Advanced Networking : Reverse path route caching
 
Reverse path route caching
By default, FortiADC caches a reverse path route for inbound traffic so it can forward reply packets to the ISP link that forwarded the corresponding request packet. This is useful when your site receives traffic from multiple ISP links. For example, in Figure 90, the reverse path pointer ensures that client traffic received from ISP1 is returned through ISP1.
Figure 90: Reverse path route caching enabled
When reverse path caching is not enabled, the system forwards reply packets based on the results of routing lookup.
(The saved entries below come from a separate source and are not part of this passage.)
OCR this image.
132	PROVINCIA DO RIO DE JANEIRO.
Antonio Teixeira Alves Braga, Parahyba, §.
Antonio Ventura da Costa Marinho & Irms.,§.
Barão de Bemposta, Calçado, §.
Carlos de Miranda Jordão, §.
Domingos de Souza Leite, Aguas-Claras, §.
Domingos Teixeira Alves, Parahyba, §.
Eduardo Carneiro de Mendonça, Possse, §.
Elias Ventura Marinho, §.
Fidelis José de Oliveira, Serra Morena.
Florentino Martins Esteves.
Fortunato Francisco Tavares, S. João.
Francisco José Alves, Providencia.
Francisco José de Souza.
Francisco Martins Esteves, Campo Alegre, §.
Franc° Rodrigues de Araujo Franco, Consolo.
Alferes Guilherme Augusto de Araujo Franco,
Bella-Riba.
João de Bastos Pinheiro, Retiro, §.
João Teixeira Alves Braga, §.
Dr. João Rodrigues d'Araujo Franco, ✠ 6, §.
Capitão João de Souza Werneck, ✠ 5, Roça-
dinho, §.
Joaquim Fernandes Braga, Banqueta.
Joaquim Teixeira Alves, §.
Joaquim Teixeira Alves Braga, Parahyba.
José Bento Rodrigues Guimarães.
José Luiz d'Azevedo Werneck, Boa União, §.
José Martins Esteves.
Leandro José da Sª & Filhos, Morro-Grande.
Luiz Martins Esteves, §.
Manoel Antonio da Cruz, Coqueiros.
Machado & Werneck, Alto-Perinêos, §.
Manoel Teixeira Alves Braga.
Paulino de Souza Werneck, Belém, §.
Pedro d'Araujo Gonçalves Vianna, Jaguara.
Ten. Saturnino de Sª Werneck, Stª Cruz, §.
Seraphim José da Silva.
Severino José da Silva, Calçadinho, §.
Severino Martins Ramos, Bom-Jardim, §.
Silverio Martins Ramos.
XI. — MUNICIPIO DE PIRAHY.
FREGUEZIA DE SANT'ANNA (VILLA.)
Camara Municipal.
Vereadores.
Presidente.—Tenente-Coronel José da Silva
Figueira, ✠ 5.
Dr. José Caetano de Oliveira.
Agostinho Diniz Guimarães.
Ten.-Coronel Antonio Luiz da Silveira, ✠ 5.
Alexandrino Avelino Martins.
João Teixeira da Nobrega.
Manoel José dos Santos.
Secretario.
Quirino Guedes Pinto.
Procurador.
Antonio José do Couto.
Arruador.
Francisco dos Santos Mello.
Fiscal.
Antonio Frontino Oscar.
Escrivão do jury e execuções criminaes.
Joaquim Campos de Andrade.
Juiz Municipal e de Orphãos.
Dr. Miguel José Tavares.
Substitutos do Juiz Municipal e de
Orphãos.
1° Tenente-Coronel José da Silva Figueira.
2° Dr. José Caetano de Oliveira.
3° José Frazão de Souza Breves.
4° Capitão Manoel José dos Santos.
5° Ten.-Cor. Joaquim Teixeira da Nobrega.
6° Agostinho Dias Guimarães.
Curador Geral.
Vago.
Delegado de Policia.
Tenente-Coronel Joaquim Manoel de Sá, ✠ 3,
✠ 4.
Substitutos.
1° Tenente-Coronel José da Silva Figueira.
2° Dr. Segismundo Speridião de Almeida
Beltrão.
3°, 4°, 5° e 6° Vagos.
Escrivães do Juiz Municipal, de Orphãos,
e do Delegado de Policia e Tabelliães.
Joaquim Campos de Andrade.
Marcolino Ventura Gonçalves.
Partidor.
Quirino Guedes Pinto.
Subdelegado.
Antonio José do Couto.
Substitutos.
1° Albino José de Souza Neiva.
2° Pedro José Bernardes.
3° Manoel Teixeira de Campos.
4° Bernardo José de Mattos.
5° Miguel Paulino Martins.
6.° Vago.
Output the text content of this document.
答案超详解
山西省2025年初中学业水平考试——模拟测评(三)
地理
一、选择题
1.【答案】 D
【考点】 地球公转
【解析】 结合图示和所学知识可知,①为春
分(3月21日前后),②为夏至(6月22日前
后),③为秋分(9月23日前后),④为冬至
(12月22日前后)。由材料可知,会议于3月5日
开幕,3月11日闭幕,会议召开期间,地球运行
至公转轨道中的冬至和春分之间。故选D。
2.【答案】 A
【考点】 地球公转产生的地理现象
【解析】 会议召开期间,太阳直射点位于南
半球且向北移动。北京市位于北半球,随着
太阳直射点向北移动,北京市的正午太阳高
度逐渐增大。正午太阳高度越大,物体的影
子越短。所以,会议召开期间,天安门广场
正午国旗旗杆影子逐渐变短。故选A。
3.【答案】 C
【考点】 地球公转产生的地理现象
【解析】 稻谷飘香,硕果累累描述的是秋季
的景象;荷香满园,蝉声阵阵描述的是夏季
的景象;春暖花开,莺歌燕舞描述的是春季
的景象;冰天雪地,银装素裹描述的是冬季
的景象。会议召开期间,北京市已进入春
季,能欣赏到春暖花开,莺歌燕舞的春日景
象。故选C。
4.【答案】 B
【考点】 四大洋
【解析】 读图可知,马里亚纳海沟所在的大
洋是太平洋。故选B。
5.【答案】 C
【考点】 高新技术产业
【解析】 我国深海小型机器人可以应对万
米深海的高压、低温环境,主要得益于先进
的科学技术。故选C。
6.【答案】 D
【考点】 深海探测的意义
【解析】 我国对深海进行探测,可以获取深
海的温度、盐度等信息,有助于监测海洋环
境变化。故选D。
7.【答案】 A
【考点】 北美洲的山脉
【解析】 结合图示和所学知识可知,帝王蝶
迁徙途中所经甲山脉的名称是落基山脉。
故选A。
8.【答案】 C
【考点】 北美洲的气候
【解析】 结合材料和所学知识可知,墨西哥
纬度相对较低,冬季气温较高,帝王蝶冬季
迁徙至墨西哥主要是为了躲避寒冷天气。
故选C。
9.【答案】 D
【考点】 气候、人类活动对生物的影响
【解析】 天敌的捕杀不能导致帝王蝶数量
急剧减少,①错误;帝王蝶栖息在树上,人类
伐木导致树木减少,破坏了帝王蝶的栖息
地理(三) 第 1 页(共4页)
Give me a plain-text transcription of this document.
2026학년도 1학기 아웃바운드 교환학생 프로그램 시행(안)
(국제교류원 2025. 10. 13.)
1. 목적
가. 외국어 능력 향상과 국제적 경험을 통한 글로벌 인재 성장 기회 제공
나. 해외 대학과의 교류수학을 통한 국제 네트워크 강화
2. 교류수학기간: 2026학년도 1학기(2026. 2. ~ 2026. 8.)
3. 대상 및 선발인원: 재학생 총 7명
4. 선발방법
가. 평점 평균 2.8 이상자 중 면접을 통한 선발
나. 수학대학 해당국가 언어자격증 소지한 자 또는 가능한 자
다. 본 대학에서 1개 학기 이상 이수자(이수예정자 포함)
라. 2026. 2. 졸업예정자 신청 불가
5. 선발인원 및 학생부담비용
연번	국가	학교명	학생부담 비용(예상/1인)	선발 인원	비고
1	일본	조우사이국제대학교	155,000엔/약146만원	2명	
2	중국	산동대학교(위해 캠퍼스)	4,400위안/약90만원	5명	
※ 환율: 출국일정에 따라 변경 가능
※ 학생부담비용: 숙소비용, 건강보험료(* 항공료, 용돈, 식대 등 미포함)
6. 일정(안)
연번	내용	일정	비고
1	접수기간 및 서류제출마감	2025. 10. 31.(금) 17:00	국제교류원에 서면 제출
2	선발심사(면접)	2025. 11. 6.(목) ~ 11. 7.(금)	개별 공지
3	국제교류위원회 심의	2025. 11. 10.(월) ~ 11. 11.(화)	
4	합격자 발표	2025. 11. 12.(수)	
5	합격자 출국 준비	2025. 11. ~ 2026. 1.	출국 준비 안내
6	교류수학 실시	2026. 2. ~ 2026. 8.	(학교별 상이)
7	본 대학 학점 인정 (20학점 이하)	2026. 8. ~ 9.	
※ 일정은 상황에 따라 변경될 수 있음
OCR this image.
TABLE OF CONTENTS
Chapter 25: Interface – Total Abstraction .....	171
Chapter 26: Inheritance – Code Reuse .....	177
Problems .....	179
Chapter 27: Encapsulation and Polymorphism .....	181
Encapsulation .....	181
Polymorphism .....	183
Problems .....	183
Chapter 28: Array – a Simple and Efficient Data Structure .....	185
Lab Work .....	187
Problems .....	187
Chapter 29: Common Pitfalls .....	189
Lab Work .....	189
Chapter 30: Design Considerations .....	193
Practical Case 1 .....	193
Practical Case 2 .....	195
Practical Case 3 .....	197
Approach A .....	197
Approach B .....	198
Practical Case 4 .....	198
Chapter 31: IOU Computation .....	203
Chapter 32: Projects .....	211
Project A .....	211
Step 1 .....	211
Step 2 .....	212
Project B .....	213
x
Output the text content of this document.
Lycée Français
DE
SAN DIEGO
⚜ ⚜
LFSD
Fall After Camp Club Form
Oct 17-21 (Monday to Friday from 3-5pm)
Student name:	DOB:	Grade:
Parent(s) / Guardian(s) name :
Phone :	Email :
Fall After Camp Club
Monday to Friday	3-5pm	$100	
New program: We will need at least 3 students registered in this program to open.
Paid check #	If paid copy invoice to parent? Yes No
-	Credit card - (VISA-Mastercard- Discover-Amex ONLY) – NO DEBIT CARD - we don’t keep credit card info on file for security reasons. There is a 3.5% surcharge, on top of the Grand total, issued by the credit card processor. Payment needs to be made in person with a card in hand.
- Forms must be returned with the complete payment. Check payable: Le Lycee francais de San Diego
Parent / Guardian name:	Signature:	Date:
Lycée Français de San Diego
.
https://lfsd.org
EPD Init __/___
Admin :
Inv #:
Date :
To enable/disable reverse path route caching, use the config router setting CLI command to set the rt-cache-reverse option:
FortiADC-VM # config router setting
 
FortiADC-VM (setting) # get
rt-cache-strict : disable
rt-cache-reverse : enable
ip-forward : enable
ip6-forward : enable
 
FortiADC-VM (setting) # set rt-cache-reverse disable
FortiADC-VM (setting) # end
 
FortiADC-VM # get router setting
rt-cache-strict : disable
rt-cache-reverse : disable
ip-forward : enable
ip6-forward : enable
 
The rt-cache-strict option is disabled by default. Enable it when you want to send reply packets only via the same interface that received the request packets. When enabled, source interface becomes part of the matching tuple FortiADC uses to identify sessions, so reply traffic is forwarded from the same interface that received the traffic. Normally each session is identified by a 5-tuple: source IP, destination IP, protocol, source port, and destination port.
If rt-cache-reverse is enabled, you can maintain an exceptions list for source IP addresses that should be handled differently. For example, if you configure an exception for 192.168.1.0/24, FortiADC will not maintain a pointer to the ISP for traffic from source 192.168.1.18. Reply packets will be forwarded based on the results of routing lookup.